41% of companies have implemented a CDP. Only 22% report high utilization. Databricks just bet its second vertical product on closing that gap with AI agents.

41% of companies have implemented a CDP. Only 22% report high utilization. That's a utilization gap wide enough to park an entire martech budget inside, and it tells you something uncomfortable: the category's problem was never adoption. It was whether the thing actually gets used after procurement signs off.

Databricks announced CustomerLake on June 16 at its Data + AI Summit in San Francisco. It's a warehouse-native CDP built on the Databricks Lakehouse, governed by Unity Catalog, and loaded with autonomous AI agents (Profile Agents, Campaign Agents) designed to run what the company calls "infinity campaigns." HP, Circle K, AB InBev, and Getnet by Santander are in private preview. GA is expected later this year.

The hype is predictable. The real question is whether this product breaks the pattern that's defined CDPs for years: technically interesting, operationally underused.

Why This Isn't Really a CDP Story

Forrester's Joe Stanhope put it well: CustomerLake doesn't fundamentally alter the direction of the CDP market. It accelerates existing trend lines. The shift from Packaged to Composable to Agentic CDPs has been underway, and CustomerLake is Databricks' bet that the third stage is ready for enterprise money.

The more interesting signal is what Databricks is actually selling. CustomerLake is the company's second vertical application after Lakewatch (security, launched March 2026). This isn't a data infrastructure company dabbling in marketing. It's a platform company building opinionated applications on top of its own substrate. That's a different competitive posture than, say, Snowflake partnering with CDP vendors to run composable workloads.

For marketing ops teams, the warehouse-native architecture matters because it means customer data doesn't get copied into a separate system. Governance stays in Unity Catalog. Identity resolution, segmentation, and activation all run where the data already lives. In theory, this reduces pipeline latency and eliminates the governance headaches that come with syncing data across tools.

In theory.

The Utilization Gap Won't Close Itself

Here's the part worth slowing down on. Experts have been arguing for years that CDPs must cover four capabilities to deliver real value: data collection, identity resolution, segmentation and intelligence, and real-time activation. Miss any one of those, and the CDP becomes an expensive data repository.

CustomerLake claims to cover all four, with agents handling the decisioning and orchestration layer. But the critique that keeps surfacing in analyst commentary is pointed: many CDPs fail marketers by optimizing for technical architecture rather than enabling marketers to actually build, preview, and analyze campaigns tied to revenue outcomes. The architecture can be pristine. If the marketer can't figure out whether a campaign moved pipeline, it doesn't matter.

Agentic features alone won't fix organizational barriers, either.
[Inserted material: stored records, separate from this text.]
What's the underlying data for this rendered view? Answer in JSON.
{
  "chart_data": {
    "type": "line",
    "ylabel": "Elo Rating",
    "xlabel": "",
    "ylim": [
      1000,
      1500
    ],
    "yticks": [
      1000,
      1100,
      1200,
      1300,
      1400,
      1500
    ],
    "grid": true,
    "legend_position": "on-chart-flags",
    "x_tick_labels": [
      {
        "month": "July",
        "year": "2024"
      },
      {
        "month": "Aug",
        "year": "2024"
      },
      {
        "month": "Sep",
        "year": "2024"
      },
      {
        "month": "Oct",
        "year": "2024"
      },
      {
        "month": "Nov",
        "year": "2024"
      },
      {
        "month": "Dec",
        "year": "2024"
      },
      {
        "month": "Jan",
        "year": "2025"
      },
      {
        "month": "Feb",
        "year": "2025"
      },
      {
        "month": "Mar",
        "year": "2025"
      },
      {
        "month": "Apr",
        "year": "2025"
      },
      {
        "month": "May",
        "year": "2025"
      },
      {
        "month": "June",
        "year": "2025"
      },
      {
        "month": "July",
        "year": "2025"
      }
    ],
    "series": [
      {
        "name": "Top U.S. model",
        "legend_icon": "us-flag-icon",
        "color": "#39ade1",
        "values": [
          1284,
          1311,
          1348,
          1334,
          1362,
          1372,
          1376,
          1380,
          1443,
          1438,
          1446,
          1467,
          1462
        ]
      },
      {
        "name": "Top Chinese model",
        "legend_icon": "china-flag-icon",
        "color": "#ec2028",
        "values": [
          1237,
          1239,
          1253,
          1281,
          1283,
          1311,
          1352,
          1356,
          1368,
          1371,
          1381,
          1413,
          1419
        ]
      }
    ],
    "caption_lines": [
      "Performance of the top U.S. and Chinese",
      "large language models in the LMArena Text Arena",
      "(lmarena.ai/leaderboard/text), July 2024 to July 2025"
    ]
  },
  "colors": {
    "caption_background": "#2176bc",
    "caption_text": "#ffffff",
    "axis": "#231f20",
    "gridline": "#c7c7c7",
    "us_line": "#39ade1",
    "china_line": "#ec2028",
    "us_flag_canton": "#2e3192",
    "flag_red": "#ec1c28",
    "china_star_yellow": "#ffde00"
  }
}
The 41%-vs-22% gap isn't purely a software problem. It's a skills problem, a governance problem, an operating model problem. Throwing autonomous agents at a team that hasn't sorted out data contracts or cross-functional handoffs between marketing and data engineering is a recipe for expensive shelfware with fancier branding.

What to Actually Evaluate

If you're a VP of Marketing or CMO weighing CustomerLake (or any agentic CDP), the diligence questions are blunt:

The partner ecosystem is broad (Adobe, Meta, Braze, The Trade Desk, LiveRamp, Iterable, Bloomreach, Snapchat, Twilio, IAS). That's a good sign for teams with entrenched stacks. But breadth of integrations and depth of activation are different things. Test the connectors that matter to your GTM motion, not the ones that look good on a slide.

The Hypothesis Worth Testing

With 51% of organizations prioritizing agentic AI investment in the first half of 2026, and Gartner projecting 75% of enterprises operationalizing AI in marketing by year-end, the pressure to move isn't abstract. But "operationalizing" is doing a lot of heavy lifting in that sentence.

The falsifiable hypothesis: if warehouse-native agentic CDPs reduce activation latency and keep governance centralized, then the utilization gap should shrink measurably within 12 months of deployment. If it doesn't, the problem was never the architecture. It was everything around it.

CustomerLake is worth watching precisely because it's the first product that puts all the agentic CDP promises into a single, opinionated package backed by a platform company with real distribution. But "worth watching" and "worth buying" are separated by exactly one thing: evidence that it moves revenue, not just data.

The CDP market is projected somewhere between $4B and $10B in 2026, depending on who's counting. Composable vendors are growing employment at 7.8% versus 1.3% for the industry average. The structural shift is real. Whether Databricks' bet on agents closes the gap between CDP adoption and CDP value is the question that matters. And right now, nobody has the answer. Not Databricks, not analysts, and definitely not the conference keynote.